The GSVA-enrichment plot showed that the inflammatory response, graft rejection, IL6-JAK-STAT3-signaling, TNFA-signaling-via-NFKB, and IL2-STAT5 signaling were significantly activated in the high-risk group. As we all know, when T cells are stimulated during graft rejection, cytokines such as IL6, TNFA and IL2 are secreted [42]. IL6, when bound to its receptor, can initiate a cascade through JAK activation, and activated JAK kinase phosphorylates STAT3, inducing dimerization, leading to inflammation [43]. TNFA can activate NFKB, further causing a magnified inflammatory reaction [44]. During an immune response, activated CD4+ and CD8+ T lymphocytes secrete large quantities of IL2. The duration of the IL2-STAT5 signal controls the expansion of antigen-specific CD8+ T cell populations [45]. It is well known that changes in glycan structure are well documented in association with inflammatory response [46]. For example, the loss of the β1,6-GlcNAc branch on N-glycans through mutation of the Mgat5 locus leads to hyperresponsive T cells and autoimmunity [47], while loss of complex N-glycans through ablation of Mgat2 leads to a loss of commensal-derived polysaccharide antigen presentation to regulatory T cells [48]. Based on the evidence above, we propose that when graft rejection occurs, a large number of cytokines are secreted, which activates various inflammation related signaling pathways, resulting enhanced glycosylation. This leads to an increasing number of immune cells, mainly including T cells, migrating and infiltrating to the graft.

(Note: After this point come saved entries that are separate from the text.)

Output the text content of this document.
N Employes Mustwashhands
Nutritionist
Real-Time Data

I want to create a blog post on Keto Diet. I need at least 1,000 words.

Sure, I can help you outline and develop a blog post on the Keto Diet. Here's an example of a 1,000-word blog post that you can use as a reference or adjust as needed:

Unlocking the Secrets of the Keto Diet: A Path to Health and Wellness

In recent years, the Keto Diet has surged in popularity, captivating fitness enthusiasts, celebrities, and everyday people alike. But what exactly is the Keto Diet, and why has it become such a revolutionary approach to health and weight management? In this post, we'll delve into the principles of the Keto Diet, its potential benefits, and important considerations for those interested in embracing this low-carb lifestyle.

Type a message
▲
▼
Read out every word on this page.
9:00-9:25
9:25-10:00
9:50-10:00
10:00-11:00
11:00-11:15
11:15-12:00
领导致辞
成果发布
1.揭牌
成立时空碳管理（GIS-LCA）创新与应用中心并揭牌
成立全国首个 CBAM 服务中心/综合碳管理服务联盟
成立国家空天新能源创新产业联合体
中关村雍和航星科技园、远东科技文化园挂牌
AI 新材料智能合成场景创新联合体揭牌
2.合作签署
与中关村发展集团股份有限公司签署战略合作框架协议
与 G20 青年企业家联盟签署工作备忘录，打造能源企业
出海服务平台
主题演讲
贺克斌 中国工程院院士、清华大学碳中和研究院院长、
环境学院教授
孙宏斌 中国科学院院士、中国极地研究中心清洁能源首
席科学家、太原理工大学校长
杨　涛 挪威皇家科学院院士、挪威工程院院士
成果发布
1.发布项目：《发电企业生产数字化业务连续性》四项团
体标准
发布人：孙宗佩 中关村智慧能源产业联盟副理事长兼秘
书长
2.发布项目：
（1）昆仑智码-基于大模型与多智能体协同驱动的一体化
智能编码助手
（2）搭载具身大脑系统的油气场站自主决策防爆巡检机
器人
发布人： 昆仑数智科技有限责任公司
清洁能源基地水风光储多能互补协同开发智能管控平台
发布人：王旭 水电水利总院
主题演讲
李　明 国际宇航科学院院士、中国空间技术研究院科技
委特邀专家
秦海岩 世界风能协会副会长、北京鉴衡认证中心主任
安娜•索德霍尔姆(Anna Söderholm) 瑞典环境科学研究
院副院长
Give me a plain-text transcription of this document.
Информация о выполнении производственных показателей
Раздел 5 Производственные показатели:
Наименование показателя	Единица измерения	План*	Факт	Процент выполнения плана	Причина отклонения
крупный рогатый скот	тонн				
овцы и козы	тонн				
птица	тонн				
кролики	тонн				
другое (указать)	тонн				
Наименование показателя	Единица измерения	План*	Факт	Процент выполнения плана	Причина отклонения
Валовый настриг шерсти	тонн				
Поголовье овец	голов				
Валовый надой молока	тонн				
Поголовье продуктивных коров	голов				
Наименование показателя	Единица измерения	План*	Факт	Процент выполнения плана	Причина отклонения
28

The occurrence of graft rejection after transplantation is closely related to the occurrence of long-term graft failure. In order to effectively predict the survival of long-term graft, we further explored the potential of DE-GTGs for predicting graft survival time after a biopsy. Through univariable Cox and LASSO COX regression, five DE-GTGs (ST3GAL5, GCNT1, POGLUT1, GALNT1, and POMT1) were selected to construct a long-term graft survival predictive model. It has been reported that GALNT1 plays an important role in the process of leukocyte attachment and rolling. GALNT1 initiates core-type protein O-glycosylation, and the loss of GALNT1 leads to reduced leukocyte rolling and recruitment, as well as increased rolling velocity, indicating a predominant role a significant role for GALNT1 in attaching functionally relevant O-linked glycans to selectin ligands [49]. Moreover, some investigations have demonstrated that POMT1 is crucial for E-cadherin-mediated cell adhesion [50] and plays an important role in muscular dystrophy-dystroglycanopathies [51]. Previous research has shown that POGLUT1 regulates myeloid and lymphoid cell development through Notch signaling [52]. Thus, these five DE-GTGs play important roles in the immune response. In terms of transplanted kidneys, persistent and intense immune response is the main culprit for graft loss. The time-dependent ROC curves showed the AUCs (0.76, 0.81, and 0.70) of predictive model for 1–3 years of survival in the train cohort, indicating the predictive model showed excellent predicted value. Furthermore, K-M analysis revealed significant differences in survival time between high- and low-risk groups, indicating that outcomes worsened in the high-risk group as time increased. Therefore, the GTGs had shown their potential in predicting the risk of graft loss, which is a prerequisite for treatment to avoid further deterioration in those symptomatic patients.
In summary, our findings demonstrated that GTGs could be used be used for diagnosing TCMR. In addition, GTGs can also be applied to predict long-term graft outcomes. These results offer novel schemes for assessing kidney transplant diseases and provide a valuable direction for future research.